La rencontre historique qui a tout changé
En 1972, une rencontre historique a bouleversé les structures diplomatiques mondiales et a ouvert la voie à une transformation massive de l’industrie du vêtement.
Cette année-là, Richard Nixon, alors président des États-Unis, et Mao Zédong, dirigeant de la Chine populaire, se sont rencontrés. Cette rencontre a marqué le début de l’ouverture de la Chine au reste du monde, après plusieurs siècles d’isolement. Progressivement, les barrières commerciales ont été levées, ouvrant de nouvelles opportunités pour les industries du monde entier. Un marché immense et jusque-là inconnu s’est ouvert, échappant à toute réglementation stricte.

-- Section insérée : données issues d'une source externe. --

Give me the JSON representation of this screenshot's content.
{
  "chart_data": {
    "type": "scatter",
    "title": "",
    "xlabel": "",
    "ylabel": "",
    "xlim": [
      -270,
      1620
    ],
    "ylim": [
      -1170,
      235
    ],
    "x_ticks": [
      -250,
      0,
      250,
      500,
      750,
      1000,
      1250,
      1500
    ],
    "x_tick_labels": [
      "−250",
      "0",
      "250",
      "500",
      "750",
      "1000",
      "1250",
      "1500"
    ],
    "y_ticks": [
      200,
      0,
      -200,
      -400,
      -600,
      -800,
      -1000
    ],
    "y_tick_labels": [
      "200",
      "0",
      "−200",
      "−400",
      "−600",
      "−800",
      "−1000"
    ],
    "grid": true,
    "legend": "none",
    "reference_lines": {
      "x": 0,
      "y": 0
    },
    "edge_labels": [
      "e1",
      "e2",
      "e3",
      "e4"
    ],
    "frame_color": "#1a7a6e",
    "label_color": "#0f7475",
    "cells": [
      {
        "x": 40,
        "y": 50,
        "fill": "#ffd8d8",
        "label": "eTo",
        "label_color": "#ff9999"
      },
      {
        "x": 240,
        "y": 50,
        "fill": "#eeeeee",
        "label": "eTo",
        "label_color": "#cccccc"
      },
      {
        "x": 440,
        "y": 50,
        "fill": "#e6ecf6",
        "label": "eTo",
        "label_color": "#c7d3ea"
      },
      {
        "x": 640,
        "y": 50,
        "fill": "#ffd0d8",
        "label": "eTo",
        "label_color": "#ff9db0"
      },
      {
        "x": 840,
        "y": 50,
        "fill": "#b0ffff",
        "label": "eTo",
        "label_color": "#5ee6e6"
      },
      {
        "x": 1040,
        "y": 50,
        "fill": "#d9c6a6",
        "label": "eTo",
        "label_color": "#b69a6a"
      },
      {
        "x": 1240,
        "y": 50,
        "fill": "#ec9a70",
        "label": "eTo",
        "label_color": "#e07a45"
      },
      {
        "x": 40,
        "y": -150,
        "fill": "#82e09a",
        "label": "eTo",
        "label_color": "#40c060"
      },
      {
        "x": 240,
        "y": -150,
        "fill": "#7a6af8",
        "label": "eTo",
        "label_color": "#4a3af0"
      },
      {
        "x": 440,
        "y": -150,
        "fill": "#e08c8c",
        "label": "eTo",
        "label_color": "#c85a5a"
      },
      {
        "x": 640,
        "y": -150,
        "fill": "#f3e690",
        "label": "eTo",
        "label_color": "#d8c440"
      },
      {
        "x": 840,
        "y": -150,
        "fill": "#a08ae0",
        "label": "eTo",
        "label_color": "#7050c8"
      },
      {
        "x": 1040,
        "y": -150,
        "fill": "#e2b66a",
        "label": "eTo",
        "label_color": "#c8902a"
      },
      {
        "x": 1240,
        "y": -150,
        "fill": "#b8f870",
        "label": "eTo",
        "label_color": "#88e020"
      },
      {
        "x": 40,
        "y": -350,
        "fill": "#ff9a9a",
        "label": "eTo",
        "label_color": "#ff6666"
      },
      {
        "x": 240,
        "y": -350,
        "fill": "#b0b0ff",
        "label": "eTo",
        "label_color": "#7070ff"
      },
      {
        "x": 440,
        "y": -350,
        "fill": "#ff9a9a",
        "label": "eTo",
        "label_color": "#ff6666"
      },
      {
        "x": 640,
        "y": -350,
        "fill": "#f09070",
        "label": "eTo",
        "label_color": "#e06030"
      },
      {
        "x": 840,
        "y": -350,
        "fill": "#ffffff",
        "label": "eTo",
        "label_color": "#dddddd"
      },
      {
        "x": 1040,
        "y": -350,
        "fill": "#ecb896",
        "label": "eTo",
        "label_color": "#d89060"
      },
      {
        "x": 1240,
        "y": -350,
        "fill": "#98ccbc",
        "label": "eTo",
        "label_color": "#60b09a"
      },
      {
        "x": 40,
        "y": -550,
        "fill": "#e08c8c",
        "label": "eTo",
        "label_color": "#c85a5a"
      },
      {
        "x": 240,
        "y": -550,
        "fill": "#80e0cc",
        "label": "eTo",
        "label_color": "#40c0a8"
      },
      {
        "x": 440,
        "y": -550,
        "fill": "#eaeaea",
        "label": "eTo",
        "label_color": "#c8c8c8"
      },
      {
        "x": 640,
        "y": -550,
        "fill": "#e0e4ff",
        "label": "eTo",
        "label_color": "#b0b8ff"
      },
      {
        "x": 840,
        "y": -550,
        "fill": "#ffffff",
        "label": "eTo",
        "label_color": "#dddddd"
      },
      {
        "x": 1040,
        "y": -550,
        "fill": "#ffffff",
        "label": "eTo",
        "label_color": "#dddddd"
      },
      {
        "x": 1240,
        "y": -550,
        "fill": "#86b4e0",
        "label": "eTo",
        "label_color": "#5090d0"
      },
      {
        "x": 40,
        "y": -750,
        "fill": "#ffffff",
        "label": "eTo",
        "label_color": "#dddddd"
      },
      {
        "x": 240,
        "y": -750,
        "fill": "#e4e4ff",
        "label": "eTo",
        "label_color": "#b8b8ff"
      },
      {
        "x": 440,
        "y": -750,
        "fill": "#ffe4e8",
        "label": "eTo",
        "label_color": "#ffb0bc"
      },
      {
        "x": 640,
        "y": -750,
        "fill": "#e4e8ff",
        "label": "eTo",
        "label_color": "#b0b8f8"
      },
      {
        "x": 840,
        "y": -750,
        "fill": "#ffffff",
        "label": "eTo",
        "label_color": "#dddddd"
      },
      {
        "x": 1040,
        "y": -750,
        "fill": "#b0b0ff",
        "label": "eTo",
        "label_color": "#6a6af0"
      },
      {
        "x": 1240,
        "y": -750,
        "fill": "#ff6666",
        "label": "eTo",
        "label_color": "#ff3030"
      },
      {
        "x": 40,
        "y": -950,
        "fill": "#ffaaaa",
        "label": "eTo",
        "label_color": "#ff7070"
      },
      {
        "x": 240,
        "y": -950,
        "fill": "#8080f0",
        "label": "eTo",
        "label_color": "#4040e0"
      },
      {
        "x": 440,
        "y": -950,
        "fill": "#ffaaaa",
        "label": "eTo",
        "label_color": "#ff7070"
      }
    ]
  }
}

Les débuts de la délocalisation de la de la production de vêtements
Avant cette période, les grands noms de la mode avaient leurs propres ateliers de production. Ils travaillaient en étroite collaboration avec des usines et des fabricants bien identifiés. Il y avait alors un fort sentiment d’appartenance à une communauté, une protection assurée de leur propriété intellectuelle et des règles de marketing adaptées (origine, fabrication et prix des produits).
La délocalisation de la production de vêtements est un phénomène qui a radicalement transformé l’industrie de la mode au cours des dernières décennies. Cette stratégie économique, adoptée massivement par les grandes marques de mode, consiste à déplacer les activités de production vers des pays où les coûts de main-d’œuvre sont nettement inférieurs. Cette section explore les raisons de cette délocalisation, ses conséquences, et présente des chiffres clés pour mieux comprendre son ampleur.

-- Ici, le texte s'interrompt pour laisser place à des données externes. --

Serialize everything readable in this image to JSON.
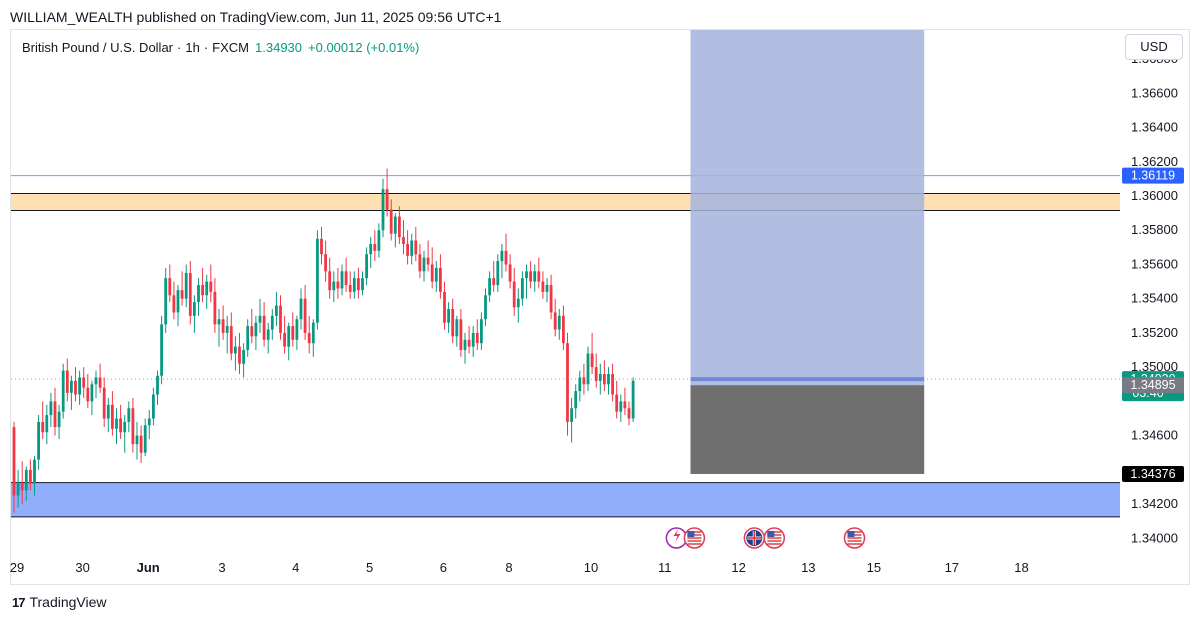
{
  "header": {
    "published_line": "WILLIAM_WEALTH published on TradingView.com, Jun 11, 2025 09:56 UTC+1"
  },
  "legend": {
    "symbol": "British Pound / U.S. Dollar",
    "interval": "1h",
    "exchange": "FXCM",
    "price": "1.34930",
    "change": "+0.00012 (+0.01%)"
  },
  "currency_button": "USD",
  "footer": {
    "brand": "TradingView",
    "logo_text": "17"
  },
  "colors": {
    "up": "#089981",
    "down": "#f23645",
    "resistance_zone": "#ffe0b2",
    "support_zone": "#90aefb",
    "target_zone": "#a3b3dd",
    "stop_zone": "#6f6f6f",
    "horizontal_line": "#7e9ce8"
  },
  "chart_data": {
    "type": "candlestick",
    "symbol": "GBPUSD",
    "interval": "1h",
    "y_axis": {
      "ylim": [
        1.3392,
        1.3697
      ],
      "ticks": [
        "1.34000",
        "1.34200",
        "1.34600",
        "1.35000",
        "1.35200",
        "1.35400",
        "1.35600",
        "1.35800",
        "1.36000",
        "1.36200",
        "1.36400",
        "1.36600",
        "1.36800"
      ]
    },
    "x_axis": {
      "labels": [
        "29",
        "30",
        "Jun",
        "3",
        "4",
        "5",
        "6",
        "8",
        "10",
        "11",
        "12",
        "13",
        "15",
        "17",
        "18"
      ],
      "label_bars": [
        0,
        16,
        32,
        50,
        68,
        86,
        104,
        120,
        140,
        158,
        176,
        193,
        209,
        228,
        245
      ],
      "bar_count_visible": 260
    },
    "price_labels": [
      {
        "value": 1.36119,
        "text": "1.36119",
        "kind": "line"
      },
      {
        "value": 1.3493,
        "text": "1.34930",
        "sub": "03:40",
        "kind": "last"
      },
      {
        "value": 1.34895,
        "text": "1.34895",
        "kind": "entry"
      },
      {
        "value": 1.34376,
        "text": "1.34376",
        "kind": "stop"
      }
    ],
    "horizontal_line": 1.36119,
    "zones": [
      {
        "name": "resistance",
        "top": 1.36015,
        "bottom": 1.35915
      },
      {
        "name": "support",
        "top": 1.34325,
        "bottom": 1.34125
      }
    ],
    "position": {
      "entry": 1.34895,
      "target": 1.3697,
      "stop": 1.34376,
      "start_bar": 165,
      "end_bar": 222
    },
    "events": [
      {
        "bar": 164,
        "kind": "us",
        "group": "pair"
      },
      {
        "bar": 183,
        "kind": "gb-us",
        "group": "pair"
      },
      {
        "bar": 205,
        "kind": "us",
        "group": "single"
      }
    ],
    "candles": [
      [
        1.3465,
        1.3468,
        1.3415,
        1.3425
      ],
      [
        1.3425,
        1.344,
        1.3418,
        1.3432
      ],
      [
        1.3432,
        1.3445,
        1.342,
        1.3428
      ],
      [
        1.3428,
        1.3442,
        1.3422,
        1.344
      ],
      [
        1.344,
        1.3446,
        1.3428,
        1.3432
      ],
      [
        1.3432,
        1.3448,
        1.3425,
        1.3446
      ],
      [
        1.3446,
        1.3472,
        1.344,
        1.3468
      ],
      [
        1.3468,
        1.348,
        1.3458,
        1.3462
      ],
      [
        1.3462,
        1.3478,
        1.3455,
        1.3472
      ],
      [
        1.3472,
        1.3485,
        1.3465,
        1.348
      ],
      [
        1.348,
        1.3488,
        1.346,
        1.3465
      ],
      [
        1.3465,
        1.3478,
        1.3458,
        1.3474
      ],
      [
        1.3474,
        1.3502,
        1.347,
        1.3498
      ],
      [
        1.3498,
        1.3505,
        1.348,
        1.3485
      ],
      [
        1.3485,
        1.3495,
        1.3475,
        1.3492
      ],
      [
        1.3492,
        1.35,
        1.348,
        1.3484
      ],
      [
        1.3484,
        1.3498,
        1.3478,
        1.3494
      ],
      [
        1.3494,
        1.35,
        1.3482,
        1.3488
      ],
      [
        1.3488,
        1.3496,
        1.3476,
        1.348
      ],
      [
        1.348,
        1.3492,
        1.3472,
        1.349
      ],
      [
        1.349,
        1.3498,
        1.3482,
        1.3494
      ],
      [
        1.3494,
        1.3502,
        1.3485,
        1.3488
      ],
      [
        1.3488,
        1.3494,
        1.3465,
        1.347
      ],
      [
        1.347,
        1.3482,
        1.3462,
        1.3478
      ],
      [
        1.3478,
        1.3486,
        1.346,
        1.3464
      ],
      [
        1.3464,
        1.3476,
        1.3455,
        1.347
      ],
      [
        1.347,
        1.3478,
        1.3458,
        1.3462
      ],
      [
        1.3462,
        1.3472,
        1.345,
        1.3468
      ],
      [
        1.3468,
        1.348,
        1.3462,
        1.3476
      ],
      [
        1.3476,
        1.3482,
        1.345,
        1.3455
      ],
      [
        1.3455,
        1.3468,
        1.3446,
        1.346
      ],
      [
        1.346,
        1.3466,
        1.3444,
        1.345
      ],
      [
        1.345,
        1.347,
        1.3448,
        1.3466
      ],
      [
        1.3466,
        1.3475,
        1.3458,
        1.347
      ],
      [
        1.347,
        1.3488,
        1.3466,
        1.3484
      ],
      [
        1.3484,
        1.3498,
        1.3478,
        1.3495
      ],
      [
        1.3495,
        1.353,
        1.349,
        1.3525
      ],
      [
        1.3525,
        1.3558,
        1.352,
        1.3552
      ],
      [
        1.3552,
        1.356,
        1.3538,
        1.3542
      ],
      [
        1.3542,
        1.355,
        1.3528,
        1.3532
      ],
      [
        1.3532,
        1.3548,
        1.3524,
        1.3545
      ],
      [
        1.3545,
        1.3556,
        1.3536,
        1.354
      ],
      [
        1.354,
        1.356,
        1.3535,
        1.3555
      ],
      [
        1.3555,
        1.3562,
        1.3525,
        1.353
      ],
      [
        1.353,
        1.3542,
        1.352,
        1.3538
      ],
      [
        1.3538,
        1.3552,
        1.353,
        1.3548
      ],
      [
        1.3548,
        1.3558,
        1.3538,
        1.3542
      ],
      [
        1.3542,
        1.3554,
        1.3534,
        1.355
      ],
      [
        1.355,
        1.356,
        1.3538,
        1.3544
      ],
      [
        1.3544,
        1.3552,
        1.352,
        1.3525
      ],
      [
        1.3525,
        1.3534,
        1.3512,
        1.3528
      ],
      [
        1.3528,
        1.3536,
        1.3516,
        1.352
      ],
      [
        1.352,
        1.353,
        1.3508,
        1.3524
      ],
      [
        1.3524,
        1.3532,
        1.3504,
        1.3508
      ],
      [
        1.3508,
        1.3518,
        1.3498,
        1.3512
      ],
      [
        1.3512,
        1.352,
        1.3496,
        1.3502
      ],
      [
        1.3502,
        1.3514,
        1.3494,
        1.351
      ],
      [
        1.351,
        1.3528,
        1.3506,
        1.3524
      ],
      [
        1.3524,
        1.3534,
        1.3514,
        1.3518
      ],
      [
        1.3518,
        1.353,
        1.351,
        1.3526
      ],
      [
        1.3526,
        1.354,
        1.352,
        1.353
      ],
      [
        1.353,
        1.3538,
        1.3512,
        1.3516
      ],
      [
        1.3516,
        1.3526,
        1.3508,
        1.3522
      ],
      [
        1.3522,
        1.3534,
        1.3516,
        1.353
      ],
      [
        1.353,
        1.3544,
        1.3524,
        1.3536
      ],
      [
        1.3536,
        1.3542,
        1.3516,
        1.352
      ],
      [
        1.352,
        1.353,
        1.3508,
        1.3512
      ],
      [
        1.3512,
        1.3526,
        1.3504,
        1.3524
      ],
      [
        1.3524,
        1.3532,
        1.3512,
        1.3516
      ],
      [
        1.3516,
        1.353,
        1.351,
        1.3528
      ],
      [
        1.3528,
        1.3546,
        1.3522,
        1.354
      ],
      [
        1.354,
        1.3548,
        1.3516,
        1.352
      ],
      [
        1.352,
        1.353,
        1.3508,
        1.3514
      ],
      [
        1.3514,
        1.3528,
        1.3506,
        1.3526
      ],
      [
        1.3526,
        1.358,
        1.3522,
        1.3575
      ],
      [
        1.3575,
        1.3582,
        1.356,
        1.3566
      ],
      [
        1.3566,
        1.3574,
        1.355,
        1.3556
      ],
      [
        1.3556,
        1.3564,
        1.354,
        1.3545
      ],
      [
        1.3545,
        1.3556,
        1.3538,
        1.355
      ],
      [
        1.355,
        1.3558,
        1.354,
        1.3546
      ],
      [
        1.3546,
        1.356,
        1.3542,
        1.3556
      ],
      [
        1.3556,
        1.3564,
        1.3544,
        1.3548
      ],
      [
        1.3548,
        1.3556,
        1.354,
        1.3544
      ],
      [
        1.3544,
        1.3556,
        1.354,
        1.3552
      ],
      [
        1.3552,
        1.3558,
        1.354,
        1.3545
      ],
      [
        1.3545,
        1.3556,
        1.3542,
        1.3552
      ],
      [
        1.3552,
        1.357,
        1.3548,
        1.3566
      ],
      [
        1.3566,
        1.3576,
        1.3558,
        1.3572
      ],
      [
        1.3572,
        1.358,
        1.3562,
        1.3568
      ],
      [
        1.3568,
        1.3584,
        1.3564,
        1.358
      ],
      [
        1.358,
        1.361,
        1.3576,
        1.3604
      ],
      [
        1.3604,
        1.3616,
        1.3588,
        1.3592
      ],
      [
        1.3592,
        1.3598,
        1.3574,
        1.3578
      ],
      [
        1.3578,
        1.359,
        1.357,
        1.3588
      ],
      [
        1.3588,
        1.3594,
        1.3572,
        1.3576
      ],
      [
        1.3576,
        1.3586,
        1.3566,
        1.3572
      ],
      [
        1.3572,
        1.358,
        1.356,
        1.3565
      ],
      [
        1.3565,
        1.3578,
        1.356,
        1.3574
      ],
      [
        1.3574,
        1.3582,
        1.3562,
        1.3566
      ],
      [
        1.3566,
        1.3572,
        1.3552,
        1.3556
      ],
      [
        1.3556,
        1.3568,
        1.355,
        1.3564
      ],
      [
        1.3564,
        1.3574,
        1.3556,
        1.356
      ],
      [
        1.356,
        1.357,
        1.3546,
        1.355
      ],
      [
        1.355,
        1.3562,
        1.3544,
        1.3558
      ],
      [
        1.3558,
        1.3566,
        1.354,
        1.3544
      ],
      [
        1.3544,
        1.355,
        1.3522,
        1.3526
      ],
      [
        1.3526,
        1.3538,
        1.352,
        1.3534
      ],
      [
        1.3534,
        1.354,
        1.3514,
        1.3518
      ],
      [
        1.3518,
        1.353,
        1.3512,
        1.3528
      ],
      [
        1.3528,
        1.3534,
        1.3506,
        1.351
      ],
      [
        1.351,
        1.352,
        1.3502,
        1.3516
      ],
      [
        1.3516,
        1.3524,
        1.3508,
        1.3512
      ],
      [
        1.3512,
        1.3524,
        1.3506,
        1.352
      ],
      [
        1.352,
        1.3528,
        1.351,
        1.3514
      ],
      [
        1.3514,
        1.3532,
        1.351,
        1.3528
      ],
      [
        1.3528,
        1.3546,
        1.3524,
        1.3542
      ],
      [
        1.3542,
        1.3556,
        1.3538,
        1.3552
      ],
      [
        1.3552,
        1.3562,
        1.3544,
        1.3548
      ],
      [
        1.3548,
        1.3566,
        1.3544,
        1.3562
      ],
      [
        1.3562,
        1.3572,
        1.3552,
        1.3568
      ],
      [
        1.3568,
        1.3578,
        1.3556,
        1.356
      ],
      [
        1.356,
        1.3566,
        1.3546,
        1.355
      ],
      [
        1.355,
        1.3558,
        1.353,
        1.3535
      ],
      [
        1.3535,
        1.3546,
        1.3526,
        1.354
      ],
      [
        1.354,
        1.3556,
        1.3536,
        1.3552
      ],
      [
        1.3552,
        1.356,
        1.354,
        1.3556
      ],
      [
        1.3556,
        1.3562,
        1.3546,
        1.355
      ],
      [
        1.355,
        1.356,
        1.3544,
        1.3556
      ],
      [
        1.3556,
        1.3564,
        1.3546,
        1.355
      ],
      [
        1.355,
        1.3556,
        1.354,
        1.3544
      ],
      [
        1.3544,
        1.3552,
        1.3538,
        1.3548
      ],
      [
        1.3548,
        1.3554,
        1.3528,
        1.3532
      ],
      [
        1.3532,
        1.354,
        1.3518,
        1.3522
      ],
      [
        1.3522,
        1.3534,
        1.3516,
        1.353
      ],
      [
        1.353,
        1.3536,
        1.351,
        1.3514
      ],
      [
        1.3514,
        1.352,
        1.346,
        1.3468
      ],
      [
        1.3468,
        1.3482,
        1.3456,
        1.3476
      ],
      [
        1.3476,
        1.349,
        1.347,
        1.3486
      ],
      [
        1.3486,
        1.3498,
        1.348,
        1.3494
      ],
      [
        1.3494,
        1.3502,
        1.3484,
        1.349
      ],
      [
        1.349,
        1.3512,
        1.3486,
        1.3508
      ],
      [
        1.3508,
        1.352,
        1.3496,
        1.35
      ],
      [
        1.35,
        1.3508,
        1.3488,
        1.3492
      ],
      [
        1.3492,
        1.3502,
        1.3484,
        1.3496
      ],
      [
        1.3496,
        1.3504,
        1.3486,
        1.349
      ],
      [
        1.349,
        1.35,
        1.3484,
        1.3496
      ],
      [
        1.3496,
        1.3502,
        1.348,
        1.3484
      ],
      [
        1.3484,
        1.3492,
        1.347,
        1.3474
      ],
      [
        1.3474,
        1.3484,
        1.3468,
        1.348
      ],
      [
        1.348,
        1.3488,
        1.3472,
        1.3476
      ],
      [
        1.3476,
        1.348,
        1.3466,
        1.347
      ],
      [
        1.347,
        1.3494,
        1.3468,
        1.3492
      ]
    ]
  }
}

Les raisons de la délocalisation de la production de vêtements
Les principales motivations derrière la délocalisation sont économiques. En transférant leur production vers des pays à bas salaires, les entreprises de mode peuvent réduire considérablement leurs coûts de production. En 2020, le coût moyen de la main-d’œuvre dans les pays développés comme les États-Unis était d’environ 23 dollars de l’heure, contre moins de 2 dollars de l’heure en Chine et encore moins dans des pays comme le Bangladesh, où le salaire minimum est d’environ 0,30 dollar de l’heure .

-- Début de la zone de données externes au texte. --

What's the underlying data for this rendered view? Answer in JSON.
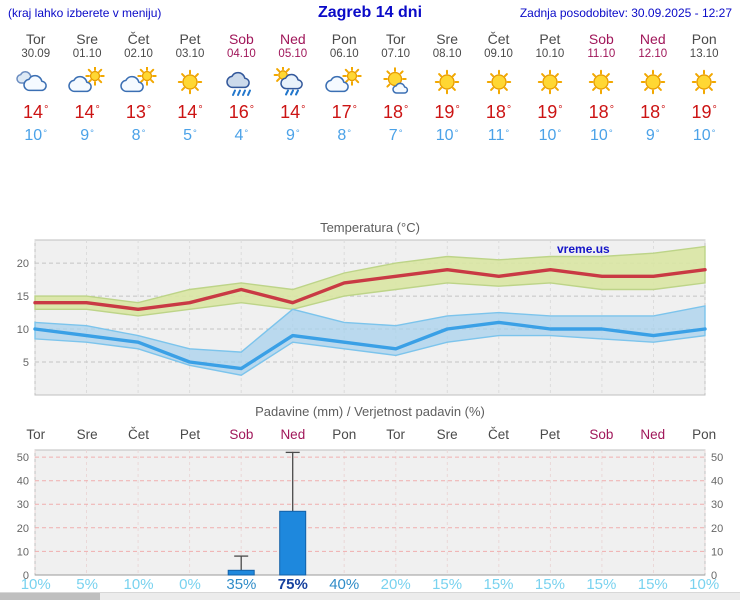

Outre les bas salaires, ces pays offrent également des réglementations environnementales et de travail moins strictes, permettant aux entreprises de réduire leurs coûts d’exploitation. La Chine, par exemple, est devenue l’atelier du monde grâce à ses politiques favorables aux entreprises étrangères et à ses vastes ressources humaines. En 2021, la Chine représentait environ 32% de la production mondiale de textiles et de vêtements .
Les chiffres de la délocalisation
La délocalisation de la production de vêtements a des répercussions massives sur l’économie mondiale. En 2019, les exportations mondiales de vêtements étaient évaluées à plus de 500 milliards de dollars . La Chine, le Bangladesh, le Vietnam et l’Inde sont parmi les principaux bénéficiaires de cette tendance. À eux seuls, ces pays représentaient environ 60% des exportations mondiales de vêtements en 2020 .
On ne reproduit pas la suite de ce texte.